Returning to R
Table of Contents
This week, I had a wonderful experience when returning to R. After several years of writing Python as a Machine Learning Engineer (and occasionally dabbling in Julia), The Tidyverse ecosystem in R astounded me with how short and expressive the functional style of programming was for analysing and visualising data.
I first used R in an undergraduate statistics course (which was not a subject I enjoyed at the time). In the 11 years that passed, I went through mathematical neuroscience and ended up in the field of machine learning and data science — where Python reigns supreme, especially for neural networks.
I was curious about returning to R to see how my perspective has changed, and I picked up a copy of “R for Data Science”. Before I knew it, I had fallen in love with the Tidyverse — and I absolutely understand why many data scientists swear by it.
One of the best mantras I’ve come across for good software design comes from the title of a classic book on web design and usability by Steven Krug:
Don’t make me think
Great software is pleasant to use, because it gets out of your way and works intuitively.
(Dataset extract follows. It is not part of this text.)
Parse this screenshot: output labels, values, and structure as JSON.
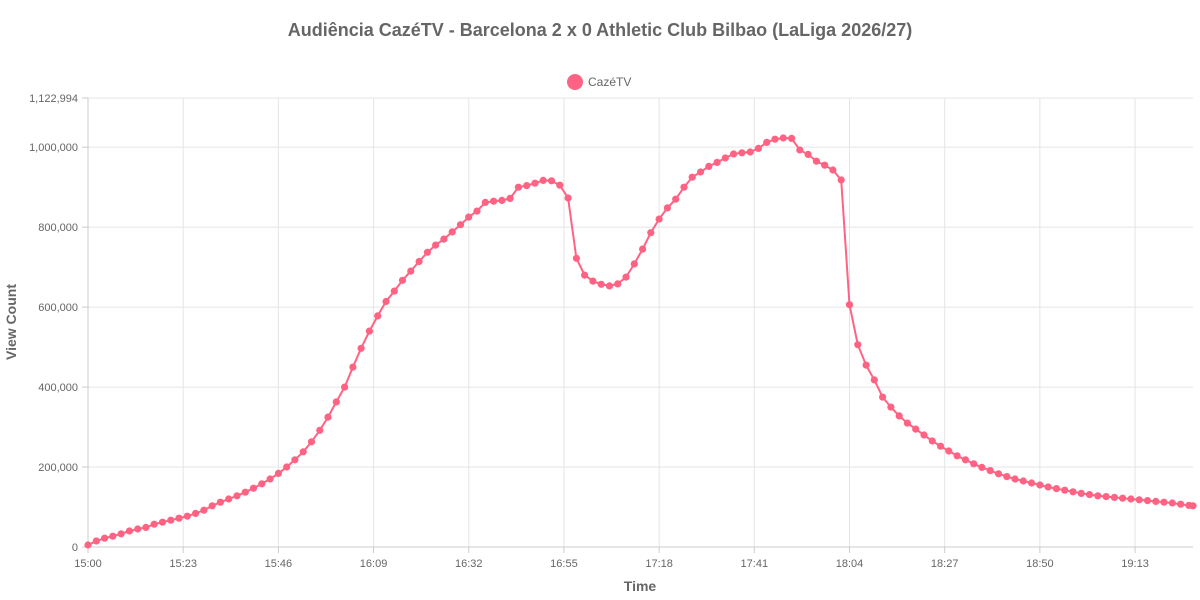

The principles that the Tidyverse is built on perfectly aligns with this philosophy
- Design for humans
- Reuse existing data structures
- Design for the pipe and functional programming
The end result: an ecosystem of packages that gives non-programmers a powerful system to handle any data science problem using short and clear code. Adopting a functional style from the get-go made code significantly shorter and easer to compose, debug, and understand.
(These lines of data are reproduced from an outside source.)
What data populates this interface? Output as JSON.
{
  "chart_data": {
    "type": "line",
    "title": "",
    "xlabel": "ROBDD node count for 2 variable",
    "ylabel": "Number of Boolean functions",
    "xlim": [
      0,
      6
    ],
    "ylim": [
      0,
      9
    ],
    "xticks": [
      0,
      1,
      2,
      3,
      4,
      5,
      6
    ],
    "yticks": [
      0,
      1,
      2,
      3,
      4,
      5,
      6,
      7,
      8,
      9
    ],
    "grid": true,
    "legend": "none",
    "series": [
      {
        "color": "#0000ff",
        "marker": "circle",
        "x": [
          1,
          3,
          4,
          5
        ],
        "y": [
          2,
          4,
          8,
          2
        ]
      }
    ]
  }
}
I experienced this first hand with the latest dataset from Tidy Tuesday
library(tidyverse)
library(tidytuesdayR)
# Get data
tuesdata <- tidytuesdayR::tt_load('2026-02-10')
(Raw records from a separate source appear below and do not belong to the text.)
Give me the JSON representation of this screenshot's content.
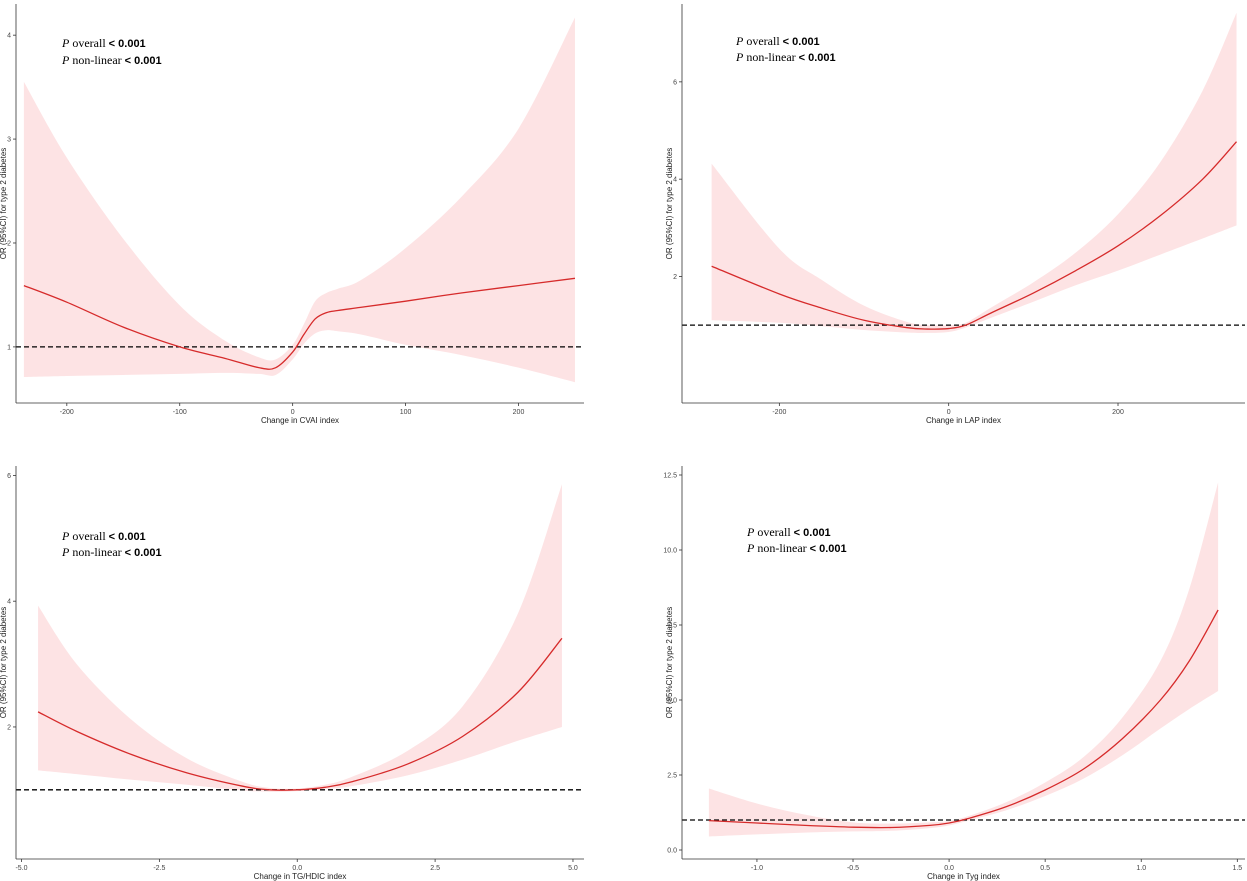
{
  "colors": {
    "band": "#fde3e4",
    "line": "#d62b2b",
    "ref": "#000000",
    "axis": "#333333"
  },
  "annotation": {
    "p_symbol": "P",
    "overall_label": "overall",
    "nonlinear_label": "non-linear",
    "lt": "<",
    "value": "0.001"
  },
  "chart_data": [
    {
      "type": "line",
      "title": "",
      "xlabel": "Change in CVAI index",
      "ylabel": "OR (95%CI) for type 2 diabetes",
      "xlim": [
        -245,
        258
      ],
      "ylim": [
        0.46,
        4.3
      ],
      "xticks": [
        -200,
        -100,
        0,
        100,
        200
      ],
      "yticks": [
        1,
        2,
        3,
        4
      ],
      "reference_y": 1,
      "series": [
        {
          "name": "OR",
          "x": [
            -238,
            -200,
            -150,
            -100,
            -60,
            -30,
            -15,
            0,
            10,
            20,
            30,
            40,
            60,
            100,
            150,
            200,
            250
          ],
          "y": [
            1.59,
            1.43,
            1.19,
            1.0,
            0.89,
            0.8,
            0.8,
            0.95,
            1.12,
            1.27,
            1.33,
            1.35,
            1.38,
            1.44,
            1.52,
            1.59,
            1.66
          ],
          "lower": [
            0.71,
            0.72,
            0.73,
            0.74,
            0.75,
            0.74,
            0.73,
            0.88,
            1.03,
            1.13,
            1.16,
            1.15,
            1.12,
            1.02,
            0.92,
            0.8,
            0.66
          ],
          "upper": [
            3.55,
            2.82,
            2.04,
            1.4,
            1.06,
            0.9,
            0.88,
            1.02,
            1.22,
            1.44,
            1.52,
            1.56,
            1.64,
            1.95,
            2.45,
            3.1,
            4.17
          ]
        }
      ]
    },
    {
      "type": "line",
      "title": "",
      "xlabel": "Change in LAP index",
      "ylabel": "OR (95%CI) for type 2 diabetes",
      "xlim": [
        -315,
        350
      ],
      "ylim": [
        -0.6,
        7.6
      ],
      "xticks": [
        -200,
        0,
        200
      ],
      "yticks": [
        2,
        4,
        6
      ],
      "reference_y": 1,
      "series": [
        {
          "name": "OR",
          "x": [
            -280,
            -200,
            -150,
            -100,
            -50,
            -25,
            0,
            20,
            50,
            100,
            150,
            200,
            250,
            300,
            340
          ],
          "y": [
            2.21,
            1.64,
            1.35,
            1.1,
            0.95,
            0.92,
            0.93,
            1.0,
            1.25,
            1.66,
            2.12,
            2.63,
            3.25,
            4.0,
            4.77
          ],
          "lower": [
            1.1,
            1.05,
            0.98,
            0.9,
            0.85,
            0.84,
            0.86,
            0.95,
            1.15,
            1.48,
            1.82,
            2.12,
            2.45,
            2.78,
            3.05
          ],
          "upper": [
            4.32,
            2.57,
            1.93,
            1.4,
            1.07,
            1.0,
            1.0,
            1.05,
            1.36,
            1.88,
            2.49,
            3.28,
            4.35,
            5.82,
            7.42
          ]
        }
      ]
    },
    {
      "type": "line",
      "title": "",
      "xlabel": "Change in TG/HDIC index",
      "ylabel": "OR (95%CI) for type 2 diabetes",
      "xlim": [
        -5.1,
        5.2
      ],
      "ylim": [
        -0.1,
        6.15
      ],
      "xticks": [
        -5.0,
        -2.5,
        0.0,
        2.5,
        5.0
      ],
      "xtick_labels": [
        "-5.0",
        "-2.5",
        "0.0",
        "2.5",
        "5.0"
      ],
      "yticks": [
        2,
        4,
        6
      ],
      "reference_y": 1,
      "series": [
        {
          "name": "OR",
          "x": [
            -4.7,
            -4.0,
            -3.0,
            -2.0,
            -1.0,
            -0.5,
            0.0,
            0.5,
            1.0,
            2.0,
            3.0,
            4.0,
            4.8
          ],
          "y": [
            2.24,
            1.93,
            1.56,
            1.27,
            1.06,
            1.0,
            1.0,
            1.04,
            1.13,
            1.41,
            1.85,
            2.55,
            3.41
          ],
          "lower": [
            1.31,
            1.25,
            1.16,
            1.08,
            0.99,
            0.97,
            0.98,
            1.01,
            1.06,
            1.23,
            1.48,
            1.78,
            2.0
          ],
          "upper": [
            3.93,
            3.0,
            2.11,
            1.5,
            1.13,
            1.03,
            1.02,
            1.08,
            1.21,
            1.62,
            2.33,
            3.8,
            5.86
          ]
        }
      ]
    },
    {
      "type": "line",
      "title": "",
      "xlabel": "Change in Tyg index",
      "ylabel": "OR (95%CI) for type 2 diabetes",
      "xlim": [
        -1.39,
        1.54
      ],
      "ylim": [
        -0.3,
        12.8
      ],
      "xticks": [
        -1.0,
        -0.5,
        0.0,
        0.5,
        1.0,
        1.5
      ],
      "xtick_labels": [
        "-1.0",
        "-0.5",
        "0.0",
        "0.5",
        "1.0",
        "1.5"
      ],
      "yticks": [
        0.0,
        2.5,
        5.0,
        7.5,
        10.0,
        12.5
      ],
      "ytick_labels": [
        "0.0",
        "2.5",
        "5.0",
        "7.5",
        "10.0",
        "12.5"
      ],
      "reference_y": 1,
      "series": [
        {
          "name": "OR",
          "x": [
            -1.25,
            -1.0,
            -0.75,
            -0.5,
            -0.3,
            -0.1,
            0.0,
            0.1,
            0.3,
            0.5,
            0.7,
            0.9,
            1.1,
            1.25,
            1.4
          ],
          "y": [
            0.98,
            0.9,
            0.82,
            0.76,
            0.75,
            0.82,
            0.9,
            1.05,
            1.45,
            2.0,
            2.7,
            3.7,
            5.0,
            6.3,
            8.0
          ],
          "lower": [
            0.45,
            0.52,
            0.58,
            0.62,
            0.64,
            0.73,
            0.82,
            0.98,
            1.33,
            1.8,
            2.38,
            3.15,
            4.05,
            4.7,
            5.3
          ],
          "upper": [
            2.05,
            1.55,
            1.18,
            0.92,
            0.88,
            0.92,
            0.97,
            1.13,
            1.6,
            2.25,
            3.1,
            4.4,
            6.3,
            8.7,
            12.25
          ]
        }
      ]
    }
  ]
}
df <- tuesdata$scheduleFirst I wanted to explore the schema of the dataset, here’s a 2 step pipeline I used:
get_schema <- function(df) {
tibble(
col = df |> schema() |> names(),
dtype = map_chr(df, ~ class(.x)[1]),
)
}
summarise_schema <- function(df_schema) {
df_schema |>
group_by(dtype) |>
summarise(count = n(), cols = paste(col, collapse = ", ")) |>
arrange(desc(count))
}
df_raw |> get_schema() |> summarise_schema()Very little cleaning was needed for this dataset. Here’s how I coded a couple of the plots I used to investigate some of the posed questions:
# How are medal events distributed across the days of the Olympics?
plot_bar_medal_events_by_date <- function(df) {
df |>
group_by(date=as.Date(start_datetime_utc), discipline_name) |>
ggplot(aes(x=date, fill=discipline_name)) +
geom_bar()
}
df |> plot_bar_medal_events_by_date()
# What is the typical duration of different types of events?
plot_boxplot_duration_by_discipline <- function(df) {
df |>
mutate(duration = end_datetime_utc - start_datetime_utc) |>
ggplot(aes(x=duration, y=discipline_name)) +
geom_boxplot()
}
df |> plot_boxplot_duration_by_discipline()Comparing this with how I would write this in Python with pandas, the verbosity of Python would require using significantly more lines of code to express the same outcome. The resulting Python code would be more of a chore to write and harder to read — two aspects that run counter to a good exploratory data analysis task.
Writing code — whether for software or data science — is an exercise in communication. Code that is easy to read for others (and your future self) is something we should all strive for. R and the Tidyverse is absolutely worth celebrating, because it makes this significantly easier for those without a background in computer science
One fascinating blog post I read on this topic was written by Rasmus Bååth, who had the opposite experience as an R programmer entering the world of Python. I highly recommend reading their post for more concrete discussions and examples on R versus Python for data analysis.